Аля изумленно моргнула, пытаясь осознать то, что видит. Лицо матери прорезали глубокие морщины; она стояла сгорбившись, одной рукой опираясь на дверной косяк, а пальцы другой безостановочно теребили узел потрепанного серого платка.
В вагоне пахло деревом, старым подгнившим сеном и застарелой мочой.
Когда эшелон набирал скорость, в щели между досками дул злой, холодный ветер. Колеса мерно стучали; девушка старалась плотнее закутаться в старый, полинялый ватник и еще туже затягивала платок – почти такой же, какой видела на матери тогда, в последний день.
В последний день ее страшного сна…
На душе было легко и спокойно.
Когда за ней пришли, Аля все еще пыталась что-то придумать, судорожно строила планы спасения… и лишь оказавшись на вокзале, когда к перрону подошел старый товарный состав, она внезапно поняла все – и глубоко вздохнув, почувствовала, как отпускает давящая тяжесть.
Альбина проснулась.
Да, именно так: все происходящее до того – было сном.

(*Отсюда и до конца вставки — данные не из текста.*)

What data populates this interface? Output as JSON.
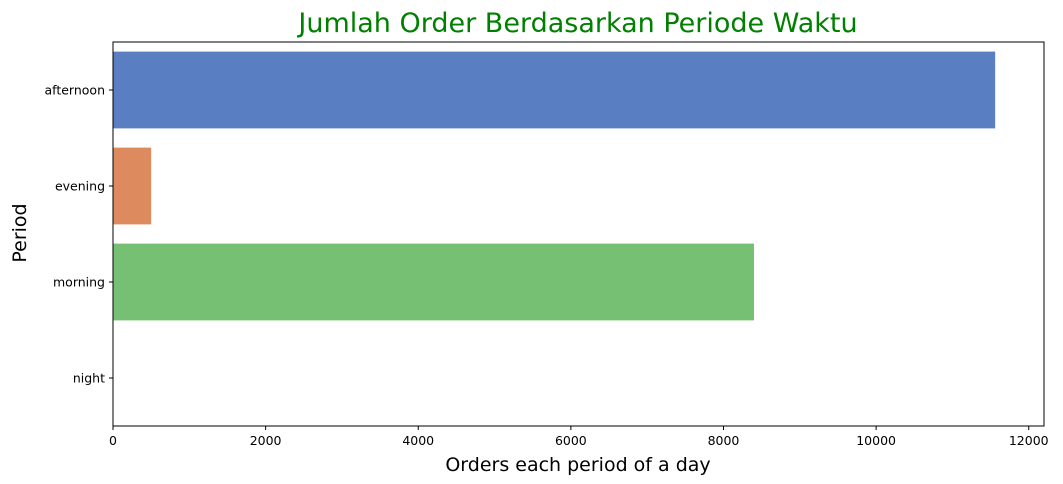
{
  "chart_data": {
    "type": "bar",
    "orientation": "horizontal",
    "title": "Jumlah Order Berdasarkan Periode Waktu",
    "title_color": "#008000",
    "xlabel": "Orders each period of a day",
    "ylabel": "Period",
    "categories": [
      "afternoon",
      "evening",
      "morning",
      "night"
    ],
    "values": [
      11560,
      500,
      8400,
      0
    ],
    "colors": [
      "#5a7ec2",
      "#dd8a5e",
      "#75c072",
      "#c44e52"
    ],
    "xlim": [
      0,
      12200
    ],
    "xticks": [
      0,
      2000,
      4000,
      6000,
      8000,
      10000,
      12000
    ],
    "grid": false,
    "legend": "none"
  }
}
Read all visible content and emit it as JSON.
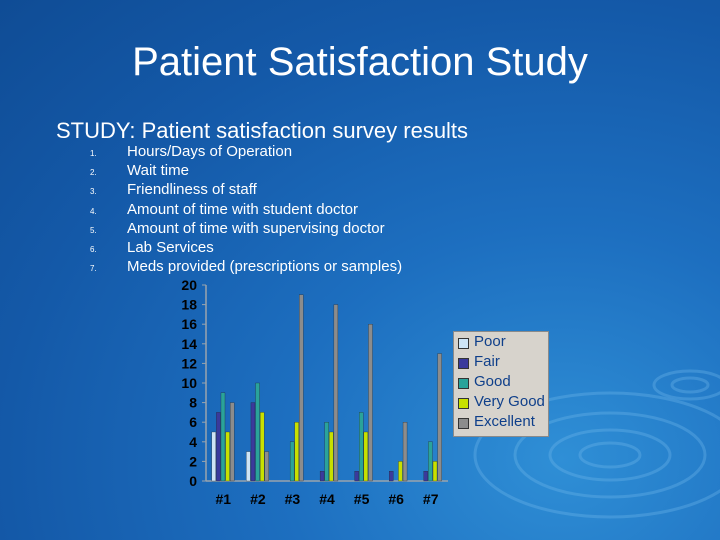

Училище, подруги, легкомысленны девичьи наряды… маленькая, но уютная квартира в блочном доме, чаепития на кухне, книги… Все. Правда, Аля никак не могла вспомнить, что происходило до того, как она погрузилась в сон, но это не казалось ей слишком важным. Главное – теперь вокруг нее был реальный и единственно возможный мир.
Грязные доски вагона. Грубая и вонючая одежда. Стук колес, брань заключенных и окрики конвоиров. А потом состав прибудет в лагерь, и это тоже будет нормально и правильно…
По какой-то причине – совершенно непонятной ей – Аля не могла вспомнить, почему это правильно. Но знала, что обязательно вспомнит.